No me tembló la mano al apretar el gatillo, como siempre. Me sorprendía la facilidad con la que podía soltar aquello sin que ninguno de mis músculos me traicionase.

Cuando hablo de gatillo, lo hago de una forma metafórica. Nunca empuñé un arma y esperaba no tener que hacerlo nunca. Aquello no iba conmigo, a diferencia de lo que pensaba toda la ciudad sobre mí.

Eran rumores tontos, pero rumores que me habían posicionado donde estaba. No me quejaba.

Mi mayor arma, la más fuerte y mortal, eran mis palabras. Sabía cómo quebrar a una persona a base de manipulaciones y afirmaciones bien formuladas. Podía saber cuándo me mentían y cuando no. Podía sacarles la verdad con una sola mirada y con las palabras correctas.

Claro que aquello llevaba un tanto de investigación previa, conocer a la persona, sus contactos, su familia, su pasado, presente y su jodido futuro. Yo lo sabía todo. Nada se escapaba de mi conocimiento.

El tipejo frente a mí temblaba como gelatina. El muy imbécil se había querido propasar con una de mis chicas. ¿Es que no sabía que a mi gente no se le tocaba ni un puto pelo? Era mejor que se vaya enterando.

Solo había bastado mencionar el nombre de su querida esposa para que comenzara a chillar como un bebé. ¿Qué pasaría por su cabeza? ¿Esperaba que lo amenace con revelar sus infidelidades? No... No lloraría así.
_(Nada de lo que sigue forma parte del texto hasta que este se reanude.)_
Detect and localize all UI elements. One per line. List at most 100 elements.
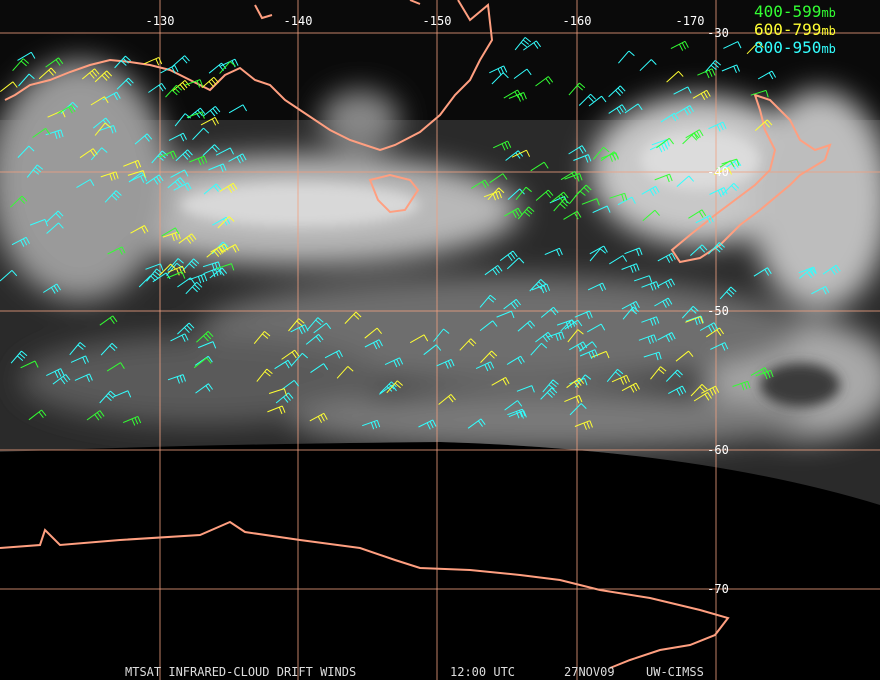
wind-barb: [753, 267, 772, 277]
wind-barb: [104, 190, 122, 203]
wind-barb: [267, 405, 286, 415]
wind-barb: [479, 320, 498, 331]
wind-barb: [189, 273, 208, 284]
footer-date: 27NOV09: [564, 665, 615, 679]
wind-barb: [506, 355, 525, 365]
wind-barb: [459, 338, 477, 351]
wind-barb: [513, 68, 532, 80]
wind-barb: [567, 329, 584, 343]
wind-barb: [193, 357, 212, 369]
wind-barb: [20, 360, 39, 369]
wind-barb: [100, 171, 119, 181]
wind-barb: [219, 182, 238, 193]
wind-barb: [228, 153, 247, 164]
wind-barb: [281, 379, 300, 391]
wind-barb: [638, 334, 657, 344]
wind-barb: [143, 56, 163, 66]
wind-barb: [184, 79, 204, 88]
longitude-label: -150: [423, 14, 452, 28]
wind-barb: [511, 149, 531, 158]
wind-barb: [45, 57, 64, 68]
wind-barb: [182, 258, 200, 271]
wind-barb: [592, 205, 611, 214]
wind-barb: [517, 206, 535, 220]
wind-barb: [654, 297, 673, 308]
wind-barb: [666, 70, 684, 83]
wind-barb: [106, 362, 125, 372]
wind-barb: [480, 350, 498, 363]
wind-barb: [568, 82, 586, 96]
wind-barb: [102, 91, 121, 101]
wind-barb: [168, 132, 187, 142]
wind-barb: [185, 281, 203, 295]
wind-barb: [436, 358, 455, 369]
wind-barb: [564, 319, 583, 330]
wind-barb: [675, 350, 694, 362]
latitude-label: -30: [707, 26, 729, 40]
wind-barb: [600, 152, 619, 162]
wind-barb: [822, 264, 841, 275]
wind-barb: [489, 65, 508, 76]
wind-barb: [18, 73, 35, 87]
wind-barb: [695, 215, 714, 224]
wind-barb: [657, 332, 676, 343]
wind-barb: [681, 305, 699, 319]
wind-barb: [307, 317, 324, 331]
wind-barb: [69, 342, 86, 356]
wind-barb: [46, 210, 64, 223]
wind-barb: [755, 369, 774, 380]
wind-barb: [589, 245, 608, 255]
wind-barb: [609, 192, 628, 202]
wind-barb: [483, 190, 502, 201]
wind-barb: [654, 173, 673, 183]
wind-barb: [624, 103, 643, 114]
wind-barb: [362, 419, 381, 430]
wind-barb: [588, 95, 607, 107]
wind-barb: [569, 341, 588, 352]
wind-barb: [568, 145, 587, 155]
wind-barb: [514, 37, 532, 51]
wind-barb: [228, 104, 248, 114]
wind-barb: [685, 315, 704, 326]
wind-barb: [167, 258, 184, 272]
wind-barb: [134, 133, 153, 145]
wind-barb: [107, 246, 126, 255]
wind-barb: [28, 409, 47, 421]
wind-barb: [713, 167, 732, 175]
wind-barb: [0, 81, 18, 92]
wind-barb: [693, 391, 712, 402]
wind-barb: [690, 244, 708, 256]
wind-barb: [170, 169, 189, 178]
wind-barb: [196, 331, 214, 343]
wind-barb: [504, 207, 523, 218]
wind-barb: [540, 306, 559, 318]
wind-barb: [26, 164, 44, 178]
legend-unit: mb: [821, 6, 835, 20]
wind-barb: [336, 366, 354, 379]
wind-barb: [586, 323, 606, 333]
wind-barb: [313, 322, 332, 334]
wind-barb: [699, 322, 719, 333]
wind-barb: [344, 311, 362, 324]
wind-barb: [506, 257, 525, 270]
wind-barb: [544, 247, 563, 257]
wind-barb: [99, 315, 118, 326]
legend-range: 400-599: [754, 2, 821, 21]
wind-barb: [531, 283, 551, 294]
wind-barb: [650, 366, 667, 380]
wind-barb: [685, 129, 704, 140]
wind-barb: [499, 250, 518, 261]
wind-barb: [721, 158, 740, 167]
wind-barb: [508, 410, 527, 419]
wind-barb: [146, 268, 163, 282]
wind-barb: [148, 82, 167, 93]
wind-barb: [530, 342, 548, 356]
wind-barb: [128, 174, 148, 183]
wind-barb: [641, 185, 660, 196]
wind-barb: [566, 377, 585, 389]
wind-barb: [167, 177, 186, 189]
wind-barb: [221, 244, 240, 253]
wind-barb: [186, 111, 205, 119]
wind-barb: [579, 349, 599, 360]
De pronto me dio ternura ¿Pensaba que la mataría? Bueno... aquello era erróneo, pero él no tenía por qué enterarse. Había ciertas cosas, ciertas reglas, que yo mismo me ponía. Quizás por necesidad de equilibrar mi karma, aunque la verdad es que yo ya estaba condenado al infierno hace mucho, ya estaba tapado en mierda. Pero allí estaban mis reglas, aquello que, quizás, aún me mantenía cuerdo. Una de esas reglas era no matar inocentes, ni mandar a matarlos.

Sabía de otros de mi misma índole que se deshacían de una familia completa solo por saldar deudas. Yo no era así. Solo me cargaba al culpable, aunque casi nunca lo hacía por mis propias manos. He aquí que nunca cargué un arma de fuego.
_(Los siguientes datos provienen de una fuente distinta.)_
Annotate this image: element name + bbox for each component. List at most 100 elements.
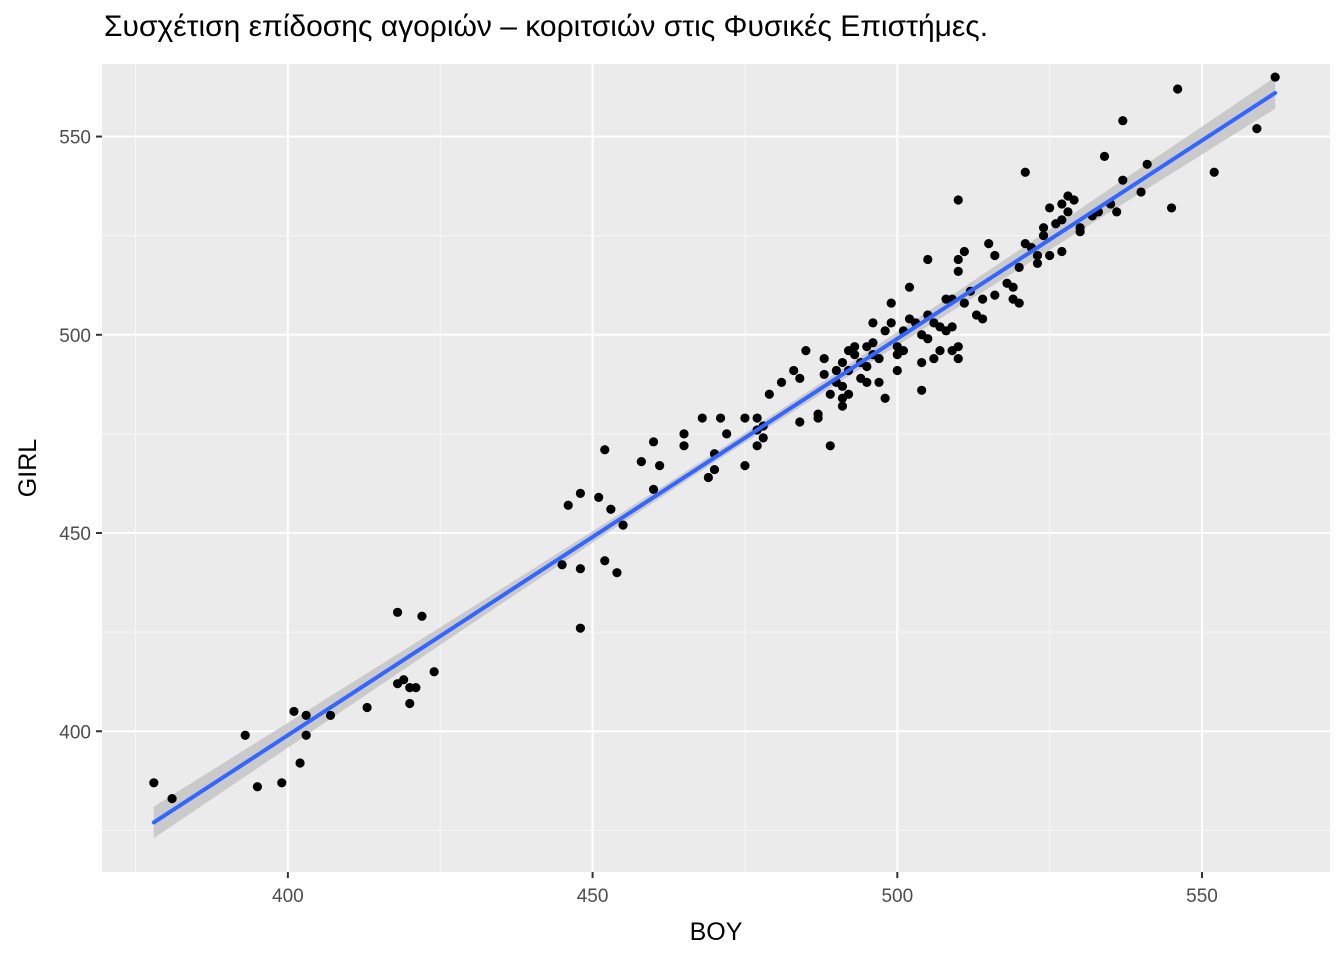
data-point (722, 429, 732, 439)
data-point (405, 698, 415, 709)
data-point (953, 195, 963, 205)
data-point (606, 504, 616, 514)
data-point (1057, 199, 1067, 209)
data-point (679, 429, 689, 439)
data-point (1032, 258, 1043, 269)
data-point (289, 706, 299, 717)
data-point (429, 667, 439, 677)
x-tick-label: 450 (577, 886, 609, 907)
data-point (850, 342, 860, 352)
data-point (1252, 124, 1262, 134)
data-point (819, 353, 829, 364)
data-point (850, 350, 860, 360)
data-point (758, 433, 768, 443)
data-point (709, 464, 720, 475)
data-point (636, 457, 646, 467)
y-tick-label: 500 (59, 326, 91, 347)
data-point (1020, 167, 1030, 177)
data-point (1075, 223, 1085, 233)
data-point (752, 441, 762, 451)
data-point (1270, 72, 1280, 82)
data-point (575, 623, 586, 633)
data-point (984, 238, 994, 249)
data-point (1038, 223, 1049, 233)
data-point (575, 564, 586, 574)
data-point (868, 338, 878, 348)
data-point (880, 393, 890, 403)
data-point (1136, 187, 1146, 197)
data-point (1173, 84, 1183, 94)
data-point (417, 611, 427, 621)
data-point (880, 326, 890, 336)
data-point (953, 266, 963, 276)
data-point (618, 520, 628, 530)
data-point (1014, 262, 1024, 272)
data-point (825, 441, 835, 451)
data-point (947, 322, 957, 332)
data-point (904, 282, 915, 292)
data-point (1063, 207, 1073, 217)
data-point (1045, 203, 1055, 213)
data-point (953, 342, 963, 352)
data-point (892, 365, 902, 376)
data-point (1142, 159, 1152, 169)
y-tick-label: 450 (59, 524, 91, 545)
data-point (557, 560, 567, 570)
x-tick-label: 500 (881, 886, 913, 907)
data-point (1118, 116, 1128, 126)
data-point (325, 710, 336, 720)
data-point (1057, 246, 1067, 257)
data-point (764, 389, 774, 399)
data-point (600, 445, 610, 455)
data-point (990, 250, 1000, 261)
data-point (898, 346, 908, 356)
data-point (837, 381, 848, 391)
y-tick-label: 400 (59, 722, 91, 743)
data-point (953, 254, 963, 265)
data-point (874, 353, 884, 364)
data-points (149, 72, 1280, 804)
data-point (362, 702, 372, 713)
data-point (648, 437, 659, 447)
data-point (252, 782, 263, 792)
chart-title: Συσχέτιση επίδοσης αγοριών – κοριτσιών σ… (104, 10, 989, 43)
data-point (868, 318, 878, 328)
data-point (923, 334, 933, 344)
data-point (801, 346, 811, 356)
data-point (612, 568, 622, 578)
data-point (1209, 167, 1219, 177)
data-point (837, 401, 848, 411)
data-point (795, 417, 805, 427)
data-point (1112, 207, 1122, 217)
data-point (411, 683, 421, 693)
data-point (697, 413, 707, 423)
data-point (277, 778, 287, 788)
data-point (917, 357, 927, 368)
data-point (1008, 282, 1018, 292)
data-point (776, 377, 787, 387)
data-point (813, 413, 823, 423)
data-point (1166, 203, 1177, 213)
data-point (886, 298, 896, 308)
data-point (929, 353, 939, 364)
data-point (1057, 215, 1067, 225)
x-axis-title: BOY (690, 918, 743, 946)
data-point (392, 607, 403, 617)
data-point (959, 298, 969, 308)
axis-ticks: 400 450 500 550 400 450 500 550 (59, 128, 1218, 907)
data-point (594, 492, 604, 502)
data-point (240, 730, 250, 740)
data-point (167, 794, 177, 804)
data-point (819, 369, 829, 380)
data-point (917, 385, 927, 395)
data-point (862, 377, 872, 387)
data-point (575, 488, 586, 498)
data-point (703, 472, 713, 483)
data-point (831, 365, 841, 376)
data-point (1069, 195, 1079, 205)
data-point (1099, 151, 1110, 161)
data-point (301, 730, 311, 740)
data-point (1118, 175, 1128, 185)
data-point (990, 290, 1000, 300)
Tampoco es que lo necesitase. Tenía guardaespaldas y en un combate mano a mano prefería usar mi fuerza. Después de todo, había empezado como boxeador antes de meterme en este mundo oscuro que parecía no tener otra salida que la muerte.
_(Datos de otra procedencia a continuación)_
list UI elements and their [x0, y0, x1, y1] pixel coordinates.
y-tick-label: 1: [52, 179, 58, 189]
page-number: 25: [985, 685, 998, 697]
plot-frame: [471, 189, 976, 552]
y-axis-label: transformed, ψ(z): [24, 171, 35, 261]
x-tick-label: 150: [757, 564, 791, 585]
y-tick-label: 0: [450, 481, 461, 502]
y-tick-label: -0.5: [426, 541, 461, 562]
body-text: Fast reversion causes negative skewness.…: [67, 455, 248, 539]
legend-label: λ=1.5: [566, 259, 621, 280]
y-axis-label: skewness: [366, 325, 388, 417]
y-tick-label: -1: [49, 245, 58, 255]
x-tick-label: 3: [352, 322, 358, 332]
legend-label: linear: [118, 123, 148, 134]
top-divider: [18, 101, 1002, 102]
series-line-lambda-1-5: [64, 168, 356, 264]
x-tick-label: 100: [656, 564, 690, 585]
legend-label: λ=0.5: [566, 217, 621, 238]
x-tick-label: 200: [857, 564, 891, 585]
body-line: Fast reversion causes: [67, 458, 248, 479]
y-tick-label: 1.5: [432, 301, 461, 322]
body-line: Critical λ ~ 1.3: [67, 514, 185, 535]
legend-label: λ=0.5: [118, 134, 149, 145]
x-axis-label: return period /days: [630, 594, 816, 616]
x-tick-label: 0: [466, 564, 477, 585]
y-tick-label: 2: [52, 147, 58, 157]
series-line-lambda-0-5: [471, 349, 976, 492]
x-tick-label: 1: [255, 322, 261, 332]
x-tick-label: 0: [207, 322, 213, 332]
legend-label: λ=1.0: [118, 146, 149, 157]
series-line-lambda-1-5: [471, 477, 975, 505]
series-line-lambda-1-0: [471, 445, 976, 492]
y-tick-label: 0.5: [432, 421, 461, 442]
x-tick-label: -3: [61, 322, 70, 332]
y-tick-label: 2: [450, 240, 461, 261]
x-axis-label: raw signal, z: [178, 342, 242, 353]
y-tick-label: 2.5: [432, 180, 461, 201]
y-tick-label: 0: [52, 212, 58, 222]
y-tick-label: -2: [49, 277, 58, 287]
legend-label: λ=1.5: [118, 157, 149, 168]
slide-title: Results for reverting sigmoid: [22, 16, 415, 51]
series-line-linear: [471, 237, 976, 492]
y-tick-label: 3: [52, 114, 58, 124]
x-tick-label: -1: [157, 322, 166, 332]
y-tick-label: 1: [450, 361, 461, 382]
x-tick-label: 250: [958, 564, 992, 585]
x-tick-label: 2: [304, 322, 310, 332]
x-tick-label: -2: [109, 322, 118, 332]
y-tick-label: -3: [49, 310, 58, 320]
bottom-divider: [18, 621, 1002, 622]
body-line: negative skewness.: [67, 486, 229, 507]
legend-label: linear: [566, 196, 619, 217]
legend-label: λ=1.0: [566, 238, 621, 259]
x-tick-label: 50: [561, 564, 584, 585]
—Que le quede claro que con mi gente no se jode, y luego déjenlo ir—. Ordené a Lucas. Él asintió con una sonrisa en su rostro. Le gustaba la violencia. —Y no vuelvas a tocarme los huevos, Robbinson—. El viejo decrépito asintió nervioso, seguía temblando miedo. No perdí más tiempo con él y salí de aquella habitación. Aún tenía muchos asuntos que arreglar antes de dar mi día por terminado.

La llamada con el cartel español se había extendido mucho más de lo que pretendía. Tenían muchas más condiciones y pedidos de los que yo estaba dispuesto a ceder. Si querían meter su mierda en mi ciudad, entonces debían aceptar lo que yo estaba dispuesto a dar, no más.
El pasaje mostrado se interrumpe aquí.